Cheryl grabbed Sister Bertha’s collar and hauled her up like lifting a bundle, her voice vicious as a winter wind, “You hid this for so long.”

“You fed me damned training till I looked more and more like Melvina, so of course people assume I am Melvina!”

“That’s because Melvina—” Bertha began, the word fluttering like a startled bird.

“Got it!” Cheryl snapped, the words brittle as ice, “Alina Cheryl isn’t fit to be a Holy Maiden!”

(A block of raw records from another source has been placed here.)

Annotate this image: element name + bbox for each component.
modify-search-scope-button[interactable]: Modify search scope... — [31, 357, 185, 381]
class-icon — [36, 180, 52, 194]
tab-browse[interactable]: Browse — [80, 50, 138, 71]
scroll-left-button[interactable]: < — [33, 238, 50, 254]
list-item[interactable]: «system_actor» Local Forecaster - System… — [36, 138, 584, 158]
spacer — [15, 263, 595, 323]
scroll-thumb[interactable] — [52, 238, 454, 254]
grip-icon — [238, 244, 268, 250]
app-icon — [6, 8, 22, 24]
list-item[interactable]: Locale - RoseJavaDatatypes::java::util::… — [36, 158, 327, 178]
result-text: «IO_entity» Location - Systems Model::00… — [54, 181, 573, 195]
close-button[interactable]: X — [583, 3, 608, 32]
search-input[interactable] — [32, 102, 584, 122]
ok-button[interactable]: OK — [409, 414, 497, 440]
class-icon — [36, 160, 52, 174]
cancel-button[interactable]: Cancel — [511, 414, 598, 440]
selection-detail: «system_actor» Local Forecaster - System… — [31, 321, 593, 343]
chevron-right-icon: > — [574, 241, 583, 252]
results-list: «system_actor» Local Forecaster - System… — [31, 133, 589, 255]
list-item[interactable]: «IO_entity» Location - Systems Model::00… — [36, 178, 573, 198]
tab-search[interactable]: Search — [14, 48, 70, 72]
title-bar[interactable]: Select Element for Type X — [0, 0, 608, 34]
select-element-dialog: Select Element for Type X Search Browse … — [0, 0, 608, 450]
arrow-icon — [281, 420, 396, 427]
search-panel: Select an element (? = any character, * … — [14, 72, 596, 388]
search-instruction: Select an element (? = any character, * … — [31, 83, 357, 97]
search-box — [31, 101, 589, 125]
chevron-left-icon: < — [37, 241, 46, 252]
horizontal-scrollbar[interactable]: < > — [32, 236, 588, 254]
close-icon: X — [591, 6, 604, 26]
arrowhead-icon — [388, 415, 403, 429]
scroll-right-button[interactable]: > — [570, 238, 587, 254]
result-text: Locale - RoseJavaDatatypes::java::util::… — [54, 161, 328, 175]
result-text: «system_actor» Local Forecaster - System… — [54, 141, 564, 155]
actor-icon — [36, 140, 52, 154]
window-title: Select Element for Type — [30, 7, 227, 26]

The moment the words fell like a dropped mirror, a hollowness drained her like a gourd poured dry.

“I trained so long,” she said, the breath faltering like a dying ember, “just to prove I could be a Holy Maiden... and you still only choose Melvina.”

In the autumn of Cheryl’s nineteenth year, defeat hit her like a tornado flattening a wide prairie, fierce and all-consuming as wildfire.

Under that wind, she made a self-destructive choice like stepping off a cliff to spite the sky.

Everything began from that moment like a match to tinder, and almost ended there like a candle snuffed by its own smoke.